Yeah, he was okay.  But he was also kinda scared.  Because this faulty neurology serves as a reminder to him of yesteryear.  I figure that's what prompted him to ask me - straight up - if this means he's going to end up back where he was, having to go through therapies?  And, if so, will this time be different?

My answer:  I don't know what this is gonna look like, but God does.

So what's a mother to do when there's nothing she actually can do?  At least until his headaches subside?  And while the team of folks who helped him years ago aren't even in the country at this time, but will see him as soon as they return?

Pray.  Pray and wait on the Lord, because there's always something going on around us that's got His name all over it...if I just stop. and. look.

What have I noticed in my day to day musings?

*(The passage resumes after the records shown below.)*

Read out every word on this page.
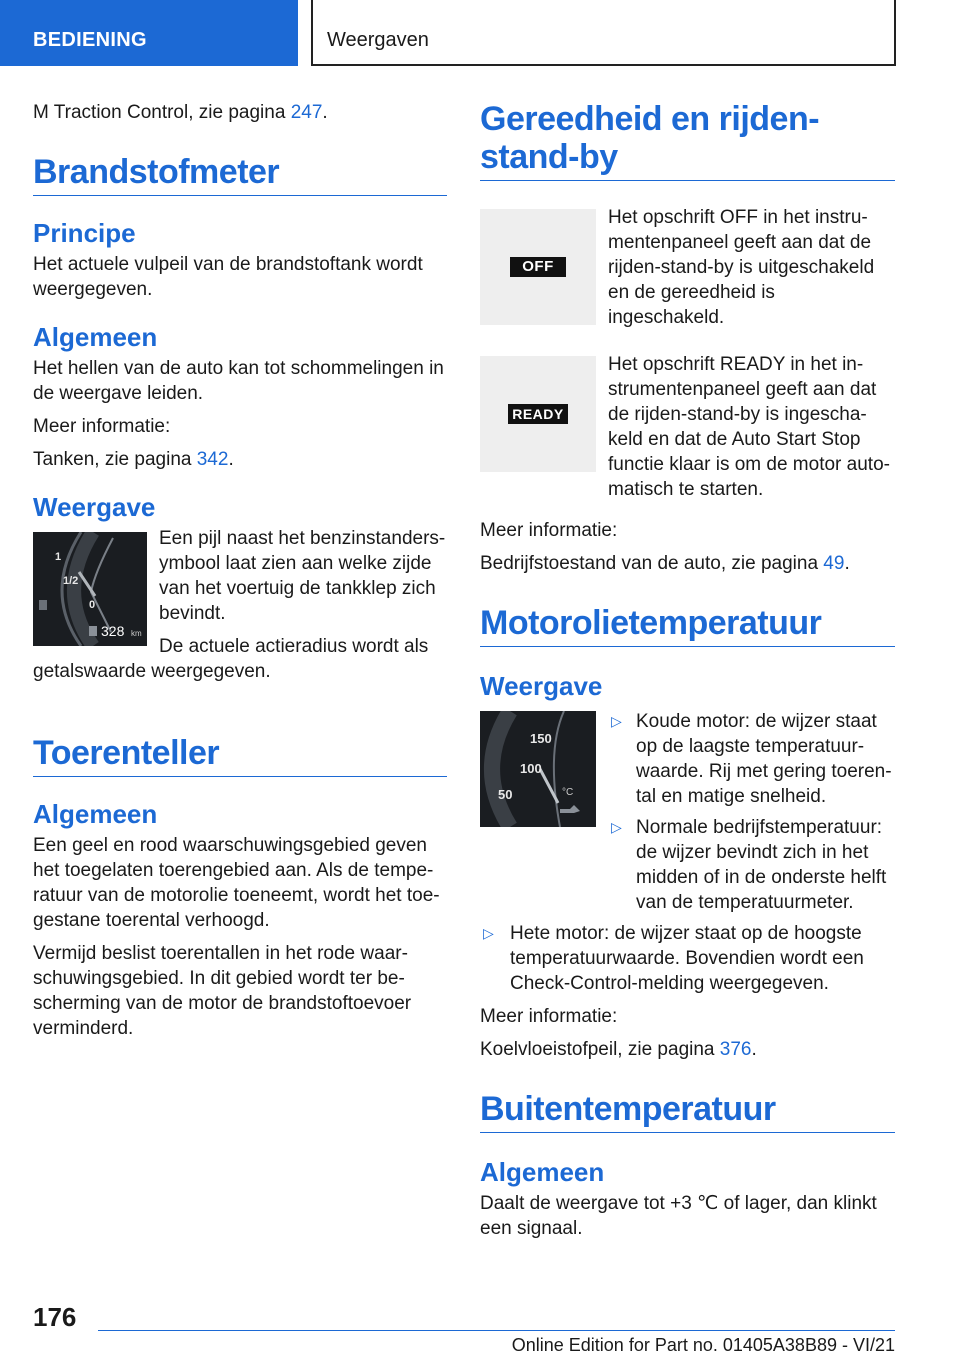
BEDIENING	Weergaven

M Traction Control, zie pagina 247.

Brandstofmeter
Principe

Het actuele vulpeil van de brandstoftank wordt weergegeven.

Algemeen

Het hellen van de auto kan tot schommelingen in de weergave leiden.

Meer informatie:

Tanken, zie pagina 342.

Weergave
1
1/2
0
328 km

Een pijl naast het benzinstanders-ymbool laat zien aan welke zijde van het voertuig de tankklep zich bevindt.

De actuele actieradius wordt als getalswaarde weergegeven.

Toerenteller
Algemeen

Een geel en rood waarschuwingsgebied geven het toegelaten toerengebied aan. Als de tempe-ratuur van de motorolie toeneemt, wordt het toe-gestane toerental verhoogd.

Vermijd beslist toerentallen in het rode waar-schuwingsgebied. In dit gebied wordt ter be-scherming van de motor de brandstoftoevoer verminderd.

Gereedheid en rijden-stand-by
OFF

Het opschrift OFF in het instru-mentenpaneel geeft aan dat de rijden-stand-by is uitgeschakeld en de gereedheid is ingeschakeld.

READY

Het opschrift READY in het in-strumentenpaneel geeft aan dat de rijden-stand-by is ingescha-keld en dat de Auto Start Stop functie klaar is om de motor auto-matisch te starten.

Meer informatie:

Bedrijfstoestand van de auto, zie pagina 49.

Motorolietemperatuur
Weergave
150
100
50	°C
▷ Koude motor: de wijzer staat op de laagste temperatuur-waarde. Rij met gering toeren-tal en matige snelheid.
▷ Normale bedrijfstemperatuur: de wijzer bevindt zich in het midden of in de onderste helft van de temperatuurmeter.
▷ Hete motor: de wijzer staat op de hoogste temperatuurwaarde. Bovendien wordt een Check-Control-melding weergegeven.

Meer informatie:

Koelvloeistofpeil, zie pagina 376.

Buitentemperatuur
Algemeen

Daalt de weergave tot +3 ℃ of lager, dan klinkt een signaal.

176
Online Edition for Part no. 01405A38B89 - VI/21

Well, I've noticed that my son has been given something far more valuable than the information from the classes he's missing, the competition in the sports he's having to put on hold, and the fun of the video games he's experiencing withdrawal from.  He's feeling the blessing of real, true friendship and support.  Like how a friend will just...sit with you.  Because sometimes it's not about having all the right words.  Sometimes? It's just about...sitting with you.  So that you know they're there.  In your best of spirits or your downright worst.  No matter what.

That is how this time is different.  

Thank You, Lord.  I see what You did there.